Não lembro ao certo quando/qual fora meu primeiro contato com o thriller movie. Talvez David Fincher tenha sido o diretor que me apresentou tal estilo de Cinema. “Seven” e, depois, “Clube da Luta” são às referências que me vem à cabeça quando penso na minha iniciação cinéfila. E foram tais experiências responsáveis pelo meu confronto com o Cinema (do que apenas a experiência de assistir a um bom filme) até então. Aliás, é curioso lembrar de “Seven” após uma sessão como a de “The Rover: A Caçada”, porque mesmo com premissas bastante distintas, ambos compartilham dum mesmo sentimento da problemática do homem à mercê de si próprio; além duma verossimilhança estética autoral dentro de seus universos interpessoais.
“Fear the Man With Nothing Left to Lose”, é a frase estampada no cartaz do filme de David Michôd. Facilmente poderíamos remetê-la a qualquer thriller de ação protagonizado por Jason Statham, entretanto, no imaginário de Michôd o sentido está para além de uma verborragia de efeito comercial.
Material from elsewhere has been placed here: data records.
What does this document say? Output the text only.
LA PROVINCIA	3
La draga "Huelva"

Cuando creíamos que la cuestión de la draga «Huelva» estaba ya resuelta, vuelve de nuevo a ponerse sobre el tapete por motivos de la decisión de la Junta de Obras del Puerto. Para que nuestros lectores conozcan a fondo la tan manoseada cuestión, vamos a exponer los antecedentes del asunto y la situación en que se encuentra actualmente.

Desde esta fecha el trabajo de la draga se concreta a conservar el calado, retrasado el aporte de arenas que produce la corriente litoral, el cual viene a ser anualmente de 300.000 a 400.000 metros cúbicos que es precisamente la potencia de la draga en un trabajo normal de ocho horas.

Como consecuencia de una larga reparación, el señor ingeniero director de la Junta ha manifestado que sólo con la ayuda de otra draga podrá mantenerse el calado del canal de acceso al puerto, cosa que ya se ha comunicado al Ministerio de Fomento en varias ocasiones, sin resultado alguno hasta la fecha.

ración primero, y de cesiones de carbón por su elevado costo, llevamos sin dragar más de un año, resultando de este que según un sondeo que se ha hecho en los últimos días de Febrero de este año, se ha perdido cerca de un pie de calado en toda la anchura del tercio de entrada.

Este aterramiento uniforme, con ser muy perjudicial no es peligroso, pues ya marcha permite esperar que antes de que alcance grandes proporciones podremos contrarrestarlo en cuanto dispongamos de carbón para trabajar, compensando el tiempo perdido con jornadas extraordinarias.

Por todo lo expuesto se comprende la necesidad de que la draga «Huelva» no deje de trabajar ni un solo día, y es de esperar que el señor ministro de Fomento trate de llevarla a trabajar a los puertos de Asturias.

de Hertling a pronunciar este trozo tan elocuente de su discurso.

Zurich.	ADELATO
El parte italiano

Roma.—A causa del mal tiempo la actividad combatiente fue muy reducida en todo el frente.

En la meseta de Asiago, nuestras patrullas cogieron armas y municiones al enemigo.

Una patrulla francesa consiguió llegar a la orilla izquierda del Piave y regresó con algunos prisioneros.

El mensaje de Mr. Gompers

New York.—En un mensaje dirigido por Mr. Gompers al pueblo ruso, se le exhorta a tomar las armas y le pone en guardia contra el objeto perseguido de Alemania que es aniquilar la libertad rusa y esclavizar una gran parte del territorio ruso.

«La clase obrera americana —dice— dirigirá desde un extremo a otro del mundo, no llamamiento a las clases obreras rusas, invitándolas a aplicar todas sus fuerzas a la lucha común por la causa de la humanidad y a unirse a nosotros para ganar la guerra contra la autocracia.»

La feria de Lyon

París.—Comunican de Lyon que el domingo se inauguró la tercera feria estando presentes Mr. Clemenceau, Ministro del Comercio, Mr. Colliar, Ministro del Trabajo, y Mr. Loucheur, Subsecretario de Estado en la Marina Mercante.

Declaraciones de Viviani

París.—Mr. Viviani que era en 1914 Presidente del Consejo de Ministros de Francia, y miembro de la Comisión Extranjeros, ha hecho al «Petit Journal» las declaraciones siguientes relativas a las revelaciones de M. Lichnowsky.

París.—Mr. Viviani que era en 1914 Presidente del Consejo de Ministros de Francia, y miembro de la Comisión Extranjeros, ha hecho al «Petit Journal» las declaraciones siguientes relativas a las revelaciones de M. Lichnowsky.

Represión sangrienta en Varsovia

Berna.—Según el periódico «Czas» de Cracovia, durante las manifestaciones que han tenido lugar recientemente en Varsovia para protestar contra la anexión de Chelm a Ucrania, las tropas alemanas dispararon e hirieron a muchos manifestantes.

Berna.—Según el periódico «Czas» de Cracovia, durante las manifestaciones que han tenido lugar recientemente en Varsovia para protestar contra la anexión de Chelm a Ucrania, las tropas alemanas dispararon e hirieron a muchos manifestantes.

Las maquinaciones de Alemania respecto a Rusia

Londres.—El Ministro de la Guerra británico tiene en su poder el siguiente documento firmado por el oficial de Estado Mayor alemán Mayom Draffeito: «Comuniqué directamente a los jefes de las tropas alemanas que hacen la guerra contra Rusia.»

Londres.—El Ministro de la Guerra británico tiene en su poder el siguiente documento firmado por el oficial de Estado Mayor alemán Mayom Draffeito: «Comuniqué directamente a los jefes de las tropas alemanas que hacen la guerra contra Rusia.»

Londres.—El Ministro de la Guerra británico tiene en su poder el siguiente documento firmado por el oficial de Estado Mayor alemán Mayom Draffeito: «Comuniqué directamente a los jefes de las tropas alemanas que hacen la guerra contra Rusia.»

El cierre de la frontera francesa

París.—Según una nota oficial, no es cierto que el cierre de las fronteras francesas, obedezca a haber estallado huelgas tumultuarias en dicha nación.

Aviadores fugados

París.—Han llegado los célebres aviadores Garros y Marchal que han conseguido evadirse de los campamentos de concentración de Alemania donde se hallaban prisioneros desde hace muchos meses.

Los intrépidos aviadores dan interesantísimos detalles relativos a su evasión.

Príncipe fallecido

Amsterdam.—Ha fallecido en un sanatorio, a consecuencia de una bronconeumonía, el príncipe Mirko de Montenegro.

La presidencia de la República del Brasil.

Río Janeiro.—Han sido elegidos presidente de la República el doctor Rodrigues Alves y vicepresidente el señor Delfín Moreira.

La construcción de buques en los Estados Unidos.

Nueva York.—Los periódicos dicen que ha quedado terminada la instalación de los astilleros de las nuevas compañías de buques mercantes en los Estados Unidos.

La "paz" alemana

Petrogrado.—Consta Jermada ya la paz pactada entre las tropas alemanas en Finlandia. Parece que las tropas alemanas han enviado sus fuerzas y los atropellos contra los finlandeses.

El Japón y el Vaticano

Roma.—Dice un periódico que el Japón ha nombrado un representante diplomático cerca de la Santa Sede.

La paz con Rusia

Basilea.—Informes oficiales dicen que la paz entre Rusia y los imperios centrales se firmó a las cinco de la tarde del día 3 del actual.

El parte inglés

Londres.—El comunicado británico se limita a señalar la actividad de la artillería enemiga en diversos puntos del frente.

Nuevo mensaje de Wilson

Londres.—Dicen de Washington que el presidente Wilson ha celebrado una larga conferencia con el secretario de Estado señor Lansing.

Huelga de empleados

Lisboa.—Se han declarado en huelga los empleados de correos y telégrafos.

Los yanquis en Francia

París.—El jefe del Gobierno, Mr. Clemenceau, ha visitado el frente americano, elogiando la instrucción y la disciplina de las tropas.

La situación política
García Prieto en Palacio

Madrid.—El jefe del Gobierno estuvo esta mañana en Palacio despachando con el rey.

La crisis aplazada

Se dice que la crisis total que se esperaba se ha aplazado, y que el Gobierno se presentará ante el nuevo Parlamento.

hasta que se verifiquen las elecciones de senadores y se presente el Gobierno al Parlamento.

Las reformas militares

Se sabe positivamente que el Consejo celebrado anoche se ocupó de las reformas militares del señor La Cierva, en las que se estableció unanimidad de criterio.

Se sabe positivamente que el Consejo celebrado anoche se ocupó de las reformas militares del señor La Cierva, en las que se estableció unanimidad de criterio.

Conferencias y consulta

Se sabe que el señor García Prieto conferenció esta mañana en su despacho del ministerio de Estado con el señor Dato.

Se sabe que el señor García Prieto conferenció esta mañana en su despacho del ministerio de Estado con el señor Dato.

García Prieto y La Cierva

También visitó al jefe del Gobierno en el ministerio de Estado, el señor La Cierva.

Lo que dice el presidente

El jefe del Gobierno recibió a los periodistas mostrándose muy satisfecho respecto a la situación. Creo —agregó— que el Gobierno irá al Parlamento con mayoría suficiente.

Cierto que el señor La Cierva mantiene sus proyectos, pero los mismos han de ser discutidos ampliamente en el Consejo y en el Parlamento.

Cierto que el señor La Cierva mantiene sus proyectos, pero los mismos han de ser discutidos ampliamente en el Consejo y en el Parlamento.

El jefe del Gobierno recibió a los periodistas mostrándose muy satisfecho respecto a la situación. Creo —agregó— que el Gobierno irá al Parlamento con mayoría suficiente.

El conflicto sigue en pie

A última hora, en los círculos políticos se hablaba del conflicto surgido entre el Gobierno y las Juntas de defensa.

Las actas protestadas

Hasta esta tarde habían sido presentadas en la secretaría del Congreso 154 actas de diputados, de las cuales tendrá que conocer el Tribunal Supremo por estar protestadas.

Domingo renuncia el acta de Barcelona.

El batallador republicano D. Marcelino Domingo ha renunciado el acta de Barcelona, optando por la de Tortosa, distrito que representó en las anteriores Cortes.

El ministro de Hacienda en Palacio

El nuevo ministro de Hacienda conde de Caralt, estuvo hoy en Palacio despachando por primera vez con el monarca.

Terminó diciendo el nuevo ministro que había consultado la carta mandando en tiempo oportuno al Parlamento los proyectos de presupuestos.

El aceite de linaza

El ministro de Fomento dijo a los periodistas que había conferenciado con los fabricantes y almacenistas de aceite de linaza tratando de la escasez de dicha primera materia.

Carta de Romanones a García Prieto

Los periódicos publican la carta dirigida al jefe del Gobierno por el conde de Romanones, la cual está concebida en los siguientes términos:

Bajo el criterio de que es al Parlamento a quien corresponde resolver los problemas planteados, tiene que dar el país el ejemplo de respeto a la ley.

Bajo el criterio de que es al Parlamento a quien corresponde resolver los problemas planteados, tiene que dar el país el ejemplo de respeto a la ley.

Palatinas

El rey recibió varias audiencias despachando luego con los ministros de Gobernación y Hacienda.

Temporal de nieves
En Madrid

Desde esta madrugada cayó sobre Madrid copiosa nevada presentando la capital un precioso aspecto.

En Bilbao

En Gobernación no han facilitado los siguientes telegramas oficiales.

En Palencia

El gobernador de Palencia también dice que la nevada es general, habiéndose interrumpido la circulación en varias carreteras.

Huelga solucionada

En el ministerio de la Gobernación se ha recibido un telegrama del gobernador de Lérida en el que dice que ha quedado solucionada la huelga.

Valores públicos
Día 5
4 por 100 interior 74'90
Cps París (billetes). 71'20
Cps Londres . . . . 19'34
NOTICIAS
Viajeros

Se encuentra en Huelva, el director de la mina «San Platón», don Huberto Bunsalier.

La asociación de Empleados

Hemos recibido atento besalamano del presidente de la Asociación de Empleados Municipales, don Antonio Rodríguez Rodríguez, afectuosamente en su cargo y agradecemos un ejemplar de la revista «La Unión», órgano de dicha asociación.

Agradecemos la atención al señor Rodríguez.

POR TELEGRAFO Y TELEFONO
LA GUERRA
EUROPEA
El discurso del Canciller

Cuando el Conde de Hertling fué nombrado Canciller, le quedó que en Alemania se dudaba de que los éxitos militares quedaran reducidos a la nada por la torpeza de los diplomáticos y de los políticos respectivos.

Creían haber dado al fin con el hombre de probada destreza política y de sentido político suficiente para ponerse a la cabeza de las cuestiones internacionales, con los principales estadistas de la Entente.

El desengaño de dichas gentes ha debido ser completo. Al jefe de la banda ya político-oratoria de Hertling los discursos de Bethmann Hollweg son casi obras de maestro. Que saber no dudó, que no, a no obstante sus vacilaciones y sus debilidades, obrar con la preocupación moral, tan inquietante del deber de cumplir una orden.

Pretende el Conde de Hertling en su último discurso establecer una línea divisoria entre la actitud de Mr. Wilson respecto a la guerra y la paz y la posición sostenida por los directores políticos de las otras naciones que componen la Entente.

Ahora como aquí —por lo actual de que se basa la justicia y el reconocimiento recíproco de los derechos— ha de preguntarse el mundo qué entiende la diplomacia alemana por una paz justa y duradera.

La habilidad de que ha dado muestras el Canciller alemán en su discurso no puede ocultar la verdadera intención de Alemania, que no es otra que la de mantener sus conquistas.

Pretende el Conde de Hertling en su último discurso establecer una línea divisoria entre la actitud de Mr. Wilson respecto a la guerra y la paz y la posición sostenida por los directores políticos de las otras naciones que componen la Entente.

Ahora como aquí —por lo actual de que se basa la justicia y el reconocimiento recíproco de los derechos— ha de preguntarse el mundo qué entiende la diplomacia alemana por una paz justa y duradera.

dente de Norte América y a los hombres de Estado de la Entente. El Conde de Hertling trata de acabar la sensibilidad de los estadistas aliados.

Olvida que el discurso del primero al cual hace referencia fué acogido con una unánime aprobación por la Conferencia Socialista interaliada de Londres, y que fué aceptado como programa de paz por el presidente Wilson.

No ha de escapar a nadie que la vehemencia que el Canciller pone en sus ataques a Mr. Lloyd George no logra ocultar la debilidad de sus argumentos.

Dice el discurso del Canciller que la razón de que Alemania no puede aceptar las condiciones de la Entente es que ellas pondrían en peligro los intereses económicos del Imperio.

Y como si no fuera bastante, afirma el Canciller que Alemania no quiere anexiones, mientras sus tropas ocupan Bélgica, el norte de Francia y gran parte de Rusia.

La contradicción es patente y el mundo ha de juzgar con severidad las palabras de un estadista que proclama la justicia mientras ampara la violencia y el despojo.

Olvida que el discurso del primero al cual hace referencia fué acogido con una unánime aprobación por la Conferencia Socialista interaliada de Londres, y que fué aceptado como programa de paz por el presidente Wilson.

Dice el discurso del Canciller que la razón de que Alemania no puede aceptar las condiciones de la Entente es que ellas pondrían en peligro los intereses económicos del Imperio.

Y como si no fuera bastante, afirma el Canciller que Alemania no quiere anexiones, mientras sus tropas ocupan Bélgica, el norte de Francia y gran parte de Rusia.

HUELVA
Estamos, de fato, diante de um filme que teme a condição de seu protagonista -e não ele. A fábula em forma de antítese climática do (sub)gênero post-apocalyptic, num futuro distópico à lá Mad Max geografado no outback australiano, funciona como um estudo visual como parte de uma narrativa (des)propositalmente disfuncional de um (anti)herói marcado pela resistência a anomia e ao retrocesso da civilização. Resistência, essa, por que no microcosmo da trama não existe espaço para a moral ou reflexão dela. Dez anos se passaram naquela geografia, e não existe explicação para o que ali se sucedeu (talvez, até, porque não exista, para Michôd, um sentido para a violência intrínseca ao homem). Não há um Estado. A posição da mulher nessa sociedade é omissa; e se ela se encontra ali é apenas como um reflexo simbólico à desumanização do homem. O rosto de Guy Pearce é uma cápsula de sentimentos reprimidos, e a violência que ele toma como senso elusivo da sobreposição do opressor vs oprimido, mais forte vs mais fraco, serve tanto como um retrato da dilaceração da convivência em sociedade, quanto um olhar pulsante para a individualidade do homem nesse mesmo contexto.
Ao assumir a violência como forma subversiva daquele mesmo discurso de “O Estranho sem Nome“, de Clint Eastwood (e aí a visão de “The Rover: A Caçada” como um western pós-moderno/futurístico), qual propunha um efeito narrativo catártico sob a violência explícita do rosto enigmático de seu protagonista, ainda que menos inteligível na estrutura narrativa que o clássico de Eastwood, Michôd e Pearce, assim como Robert Pattinson (que assume a missão da persona do road movie que desestabiliza o emocional do herói incompreendido), desmistificam o consenso da imagem didática ao pôr em primeiro plano uma trama que sugere ao espectador um campo cinematográfico convencional, ao mesmo tempo que o confronta com a hostilidade da dissolução visual e o transforma em arquétipo do jogo de cena fragmentado ao tempo daqueles personagens tão poderosamente personificados.